Beck, alongside big name pop producer Greg Kurstin, says it's exactly the kind of record he wanted to make. But to get there, he had to embark on a bit of a musical journey, one he thinks probably started more than a decade ago.
"I had made a bunch of different kind of music leading up to this. I did The Information, which was more experimental, a bit thrown together, like creating a beautiful mess," he says.
"Modern Guilt is something we did quickly. It's kind of dark, it has a closed feeling to it. Then I made a bunch of music that was much more experimental ... then I was working on Morning Phase, which was much more of a quiet and contemplative personal record."
Colors was Beck's response to all of that, one that felt like "complete freedom".
"I wanted to hear something bold and bright and unapologetically exuberant.
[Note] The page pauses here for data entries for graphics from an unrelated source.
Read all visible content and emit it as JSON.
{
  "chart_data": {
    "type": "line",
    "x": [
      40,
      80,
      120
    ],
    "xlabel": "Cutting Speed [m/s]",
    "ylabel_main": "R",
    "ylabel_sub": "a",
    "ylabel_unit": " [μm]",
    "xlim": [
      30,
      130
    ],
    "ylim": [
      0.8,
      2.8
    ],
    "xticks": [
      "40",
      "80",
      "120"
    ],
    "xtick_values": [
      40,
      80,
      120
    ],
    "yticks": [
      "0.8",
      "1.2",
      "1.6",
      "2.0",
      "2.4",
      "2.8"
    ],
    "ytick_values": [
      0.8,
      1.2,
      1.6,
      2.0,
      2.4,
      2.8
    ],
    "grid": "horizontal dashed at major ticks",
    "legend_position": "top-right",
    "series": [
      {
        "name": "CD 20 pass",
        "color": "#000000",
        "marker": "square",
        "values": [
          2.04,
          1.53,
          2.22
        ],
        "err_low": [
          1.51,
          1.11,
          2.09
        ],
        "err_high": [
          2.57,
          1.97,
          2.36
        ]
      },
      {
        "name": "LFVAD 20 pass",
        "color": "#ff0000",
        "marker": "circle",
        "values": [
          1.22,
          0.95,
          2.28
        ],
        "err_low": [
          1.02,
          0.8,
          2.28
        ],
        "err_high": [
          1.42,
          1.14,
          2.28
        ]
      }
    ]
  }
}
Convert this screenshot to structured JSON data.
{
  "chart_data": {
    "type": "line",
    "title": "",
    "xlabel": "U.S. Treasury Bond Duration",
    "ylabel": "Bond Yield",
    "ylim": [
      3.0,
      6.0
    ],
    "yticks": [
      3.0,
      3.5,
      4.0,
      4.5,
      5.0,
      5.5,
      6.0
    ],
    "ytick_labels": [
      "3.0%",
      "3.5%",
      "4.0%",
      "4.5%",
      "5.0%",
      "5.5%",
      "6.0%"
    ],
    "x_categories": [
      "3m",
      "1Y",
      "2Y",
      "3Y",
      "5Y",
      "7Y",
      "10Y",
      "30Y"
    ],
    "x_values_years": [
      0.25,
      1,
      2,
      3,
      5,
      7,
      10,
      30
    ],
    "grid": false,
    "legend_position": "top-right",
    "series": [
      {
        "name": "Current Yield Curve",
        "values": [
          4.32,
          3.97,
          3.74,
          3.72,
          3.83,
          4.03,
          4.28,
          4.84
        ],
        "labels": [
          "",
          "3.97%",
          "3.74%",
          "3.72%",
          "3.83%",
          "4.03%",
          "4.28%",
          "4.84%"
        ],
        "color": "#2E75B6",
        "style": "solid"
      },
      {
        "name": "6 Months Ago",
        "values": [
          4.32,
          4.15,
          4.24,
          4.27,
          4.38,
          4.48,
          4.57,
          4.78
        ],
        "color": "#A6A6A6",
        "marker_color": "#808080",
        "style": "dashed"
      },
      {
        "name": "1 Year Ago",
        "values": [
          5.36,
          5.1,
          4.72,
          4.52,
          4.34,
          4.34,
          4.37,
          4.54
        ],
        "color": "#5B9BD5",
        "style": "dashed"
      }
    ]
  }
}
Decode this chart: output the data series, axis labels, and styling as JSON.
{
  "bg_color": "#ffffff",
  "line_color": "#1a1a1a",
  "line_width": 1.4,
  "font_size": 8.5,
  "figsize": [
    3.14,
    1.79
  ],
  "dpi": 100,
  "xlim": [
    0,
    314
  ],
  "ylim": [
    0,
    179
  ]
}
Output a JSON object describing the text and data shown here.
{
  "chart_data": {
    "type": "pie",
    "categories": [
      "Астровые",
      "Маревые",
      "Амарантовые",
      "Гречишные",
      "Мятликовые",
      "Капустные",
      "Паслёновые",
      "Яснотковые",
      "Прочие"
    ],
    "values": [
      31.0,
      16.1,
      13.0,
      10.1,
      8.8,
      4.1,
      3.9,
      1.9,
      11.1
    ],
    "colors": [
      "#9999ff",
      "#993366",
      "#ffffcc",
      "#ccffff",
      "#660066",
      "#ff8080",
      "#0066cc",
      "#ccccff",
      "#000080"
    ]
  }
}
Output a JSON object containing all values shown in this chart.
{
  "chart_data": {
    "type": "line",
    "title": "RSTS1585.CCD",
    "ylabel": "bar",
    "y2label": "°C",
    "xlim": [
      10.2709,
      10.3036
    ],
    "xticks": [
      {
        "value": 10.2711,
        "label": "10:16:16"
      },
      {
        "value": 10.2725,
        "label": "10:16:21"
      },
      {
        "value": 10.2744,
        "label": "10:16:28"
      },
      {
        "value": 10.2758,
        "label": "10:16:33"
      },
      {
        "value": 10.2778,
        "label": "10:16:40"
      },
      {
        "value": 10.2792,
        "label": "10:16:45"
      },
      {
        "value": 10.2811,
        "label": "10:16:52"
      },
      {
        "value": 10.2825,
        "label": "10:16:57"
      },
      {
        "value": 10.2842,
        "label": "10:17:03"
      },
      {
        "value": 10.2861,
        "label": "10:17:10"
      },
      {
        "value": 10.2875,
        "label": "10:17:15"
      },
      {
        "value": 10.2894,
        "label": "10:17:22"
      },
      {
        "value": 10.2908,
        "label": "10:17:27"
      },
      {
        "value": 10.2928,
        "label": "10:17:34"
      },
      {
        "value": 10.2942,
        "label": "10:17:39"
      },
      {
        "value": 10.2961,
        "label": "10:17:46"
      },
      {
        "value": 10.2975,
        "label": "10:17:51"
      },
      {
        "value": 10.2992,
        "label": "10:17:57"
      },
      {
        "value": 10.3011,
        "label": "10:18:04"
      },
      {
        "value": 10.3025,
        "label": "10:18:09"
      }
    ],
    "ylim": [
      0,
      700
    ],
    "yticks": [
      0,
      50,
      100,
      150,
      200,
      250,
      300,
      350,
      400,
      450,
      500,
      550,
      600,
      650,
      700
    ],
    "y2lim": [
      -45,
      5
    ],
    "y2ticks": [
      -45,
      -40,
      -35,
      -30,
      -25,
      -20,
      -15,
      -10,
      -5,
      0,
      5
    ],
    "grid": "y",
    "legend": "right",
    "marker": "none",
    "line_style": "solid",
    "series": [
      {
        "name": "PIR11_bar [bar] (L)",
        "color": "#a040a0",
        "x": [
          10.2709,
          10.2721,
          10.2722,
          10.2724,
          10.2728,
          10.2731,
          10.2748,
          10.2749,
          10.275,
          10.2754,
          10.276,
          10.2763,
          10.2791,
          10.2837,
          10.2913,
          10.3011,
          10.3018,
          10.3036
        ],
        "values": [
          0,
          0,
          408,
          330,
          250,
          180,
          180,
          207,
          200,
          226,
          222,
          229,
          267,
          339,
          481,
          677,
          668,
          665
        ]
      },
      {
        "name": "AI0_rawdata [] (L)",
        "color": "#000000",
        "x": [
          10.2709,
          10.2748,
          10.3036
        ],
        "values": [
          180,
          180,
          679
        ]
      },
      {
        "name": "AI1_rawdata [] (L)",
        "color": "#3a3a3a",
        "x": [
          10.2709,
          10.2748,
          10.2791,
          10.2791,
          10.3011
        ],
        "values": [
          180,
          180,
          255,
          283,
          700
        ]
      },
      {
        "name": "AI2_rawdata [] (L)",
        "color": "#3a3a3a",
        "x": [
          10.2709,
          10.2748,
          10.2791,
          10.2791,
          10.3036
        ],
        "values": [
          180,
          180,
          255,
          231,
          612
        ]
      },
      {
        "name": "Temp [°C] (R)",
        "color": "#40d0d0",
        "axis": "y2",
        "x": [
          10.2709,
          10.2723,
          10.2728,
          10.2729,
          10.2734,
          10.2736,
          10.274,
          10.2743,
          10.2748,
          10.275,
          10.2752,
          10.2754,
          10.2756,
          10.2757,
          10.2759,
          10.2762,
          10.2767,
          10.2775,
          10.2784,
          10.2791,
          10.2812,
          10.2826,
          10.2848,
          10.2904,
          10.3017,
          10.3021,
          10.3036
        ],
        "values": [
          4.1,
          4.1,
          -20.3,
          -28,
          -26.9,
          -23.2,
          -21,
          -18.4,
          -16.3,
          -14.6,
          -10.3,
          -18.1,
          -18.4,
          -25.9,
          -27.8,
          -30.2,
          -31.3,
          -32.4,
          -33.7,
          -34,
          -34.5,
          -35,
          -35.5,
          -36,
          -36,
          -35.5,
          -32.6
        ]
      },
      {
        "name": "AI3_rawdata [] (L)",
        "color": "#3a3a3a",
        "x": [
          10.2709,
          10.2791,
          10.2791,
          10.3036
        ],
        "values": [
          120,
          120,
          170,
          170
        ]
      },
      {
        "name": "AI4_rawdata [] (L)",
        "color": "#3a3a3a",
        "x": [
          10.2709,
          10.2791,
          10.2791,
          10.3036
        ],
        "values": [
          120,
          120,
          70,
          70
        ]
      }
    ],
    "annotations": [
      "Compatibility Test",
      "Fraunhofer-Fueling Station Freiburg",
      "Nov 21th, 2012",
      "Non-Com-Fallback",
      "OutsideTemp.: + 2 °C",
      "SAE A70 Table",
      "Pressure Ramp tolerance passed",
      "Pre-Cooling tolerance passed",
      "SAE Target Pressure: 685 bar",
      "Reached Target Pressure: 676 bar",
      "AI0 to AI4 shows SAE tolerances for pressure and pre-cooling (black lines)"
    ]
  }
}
So when it came to working on this, it felt like it would be fresh and new and clear and strong and it's just where I wanted to live musically for a while."
He lived there for a long time. Colors was "pretty much done" when Kanye West interrupted his Grammy Award acceptance speech way back in 2015.
So why the long wait to put it out?
"I was pretty stubborn where I kept working on it till it got more and more finished ... There's that little thing inside you when you know that it is what it should be."
Beck's been hitting the road for it, testing material with an opening slot for U2's recent stadium shows.
And there's good news for fans heading along to his New Zealand show: Beck says he'll be playing plenty of his back catalogue at Auckland City Limits, promising a set spanning the length of his career.
"There are certain [songs] that are feeling good this year, songs like Loser, Where It's At and E-Pro," he says.
"Those songs continue to just be in the set all the time, we've been playing a song called Go It Alone a lot, we've been playing Wow from the new record quite a bit, and Black Tamborine is always a good one to play live.
"We play a mix of lesser known things and the things all the fans know."
And yes, he'll be getting on that plane. "I'm sure we will be there," declares Beck, before hanging up the phone. Hopefully to go pack his bags and prepare for take off.